The funeral industry in the US is now embracing cremation, with cremation urns accessories and fees becoming more lucrative as the country turns to the practice as their choice for the duly departed, due to a number of reasons, including space.
Back in 2016, the cremation rate in the US went up over the 50% mark for the first time, according to data from the National Funeral Directors Association. They have also forecasted that it’ll be the disposition of choice for 63.8% of Americans, and by 2035, it’s expected to go up to 78.8%.
Executive Director George Kelder, New Jersey State Funeral Directors Association, finds its interesting that it took nearly a whole century after the US’s first cremation back in 1876 to reach 5%, in 1972, and, from that point onward, the number of people choosing cremation in the US has grown at an exponential rate, with funeral industry and their cremation urns accessories changing to meet demand.
The Western states in the US lead cremation rates, at over 70%, average. Conservative Catholic New Jersey, meanwhile, lags behind the country’s average at 48.5% cremation rate, but has been quickly catching up in recent years. According to the NJ NFDA, the rate will go up to around 64.4% in 2030.
Kelder says that the cheaper costs of cremation compared to traditional burials is a key factor, with the average NJ funeral costing $4,741, including the grave, burial vault, cemetery fee and opening and closing the grave, with the coffin adding about $10,000 to that cost.

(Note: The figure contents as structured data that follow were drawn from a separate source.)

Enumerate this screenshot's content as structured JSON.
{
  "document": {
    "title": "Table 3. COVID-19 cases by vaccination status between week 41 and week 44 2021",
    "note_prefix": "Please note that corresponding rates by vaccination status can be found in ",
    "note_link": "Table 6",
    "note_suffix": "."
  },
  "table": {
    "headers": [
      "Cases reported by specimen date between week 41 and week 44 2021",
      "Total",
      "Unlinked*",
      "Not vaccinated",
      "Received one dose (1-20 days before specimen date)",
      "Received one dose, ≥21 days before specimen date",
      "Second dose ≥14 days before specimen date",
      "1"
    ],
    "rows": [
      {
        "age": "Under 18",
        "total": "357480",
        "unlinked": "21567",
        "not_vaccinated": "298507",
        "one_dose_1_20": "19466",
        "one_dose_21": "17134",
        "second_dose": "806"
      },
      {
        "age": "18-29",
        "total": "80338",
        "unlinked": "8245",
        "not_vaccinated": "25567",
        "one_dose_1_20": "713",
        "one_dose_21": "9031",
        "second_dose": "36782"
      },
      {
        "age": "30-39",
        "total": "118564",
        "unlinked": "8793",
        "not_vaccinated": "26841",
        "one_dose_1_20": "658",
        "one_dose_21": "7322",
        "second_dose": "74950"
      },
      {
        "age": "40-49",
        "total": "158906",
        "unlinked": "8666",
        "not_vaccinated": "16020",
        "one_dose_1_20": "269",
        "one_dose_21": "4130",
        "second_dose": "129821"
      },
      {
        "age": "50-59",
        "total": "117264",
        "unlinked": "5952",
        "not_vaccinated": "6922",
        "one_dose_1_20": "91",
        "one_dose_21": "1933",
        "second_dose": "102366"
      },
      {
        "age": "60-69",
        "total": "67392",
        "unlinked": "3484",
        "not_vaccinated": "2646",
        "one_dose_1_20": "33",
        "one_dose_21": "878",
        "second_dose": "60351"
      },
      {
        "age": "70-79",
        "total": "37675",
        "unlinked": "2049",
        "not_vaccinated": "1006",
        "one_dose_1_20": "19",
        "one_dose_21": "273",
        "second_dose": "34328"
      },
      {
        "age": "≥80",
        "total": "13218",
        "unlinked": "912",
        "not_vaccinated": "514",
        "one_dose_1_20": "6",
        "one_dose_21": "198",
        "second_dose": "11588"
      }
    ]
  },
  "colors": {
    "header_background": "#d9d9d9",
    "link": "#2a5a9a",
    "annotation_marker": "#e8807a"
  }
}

A cremation, meanwhile, has an average fee of $306, with the urn about $200, with the niche’s total costs averaging at about $2,000.
Kelder says that New Jersey puts a lot of stock of real estate, with the burial costs going up alongside real estate prices. More and more people are seeing cremation as a cheaper alternative, aided by weakening traditionalism and conservatism.
Executive Director of the New Jersey Cemetery Association, Judy Welshons, says that people are now more transient, shown by the days of weeklong funeral services with large gatherings having passed now. People, she says, are now less attached to their places of origins, communities and religions.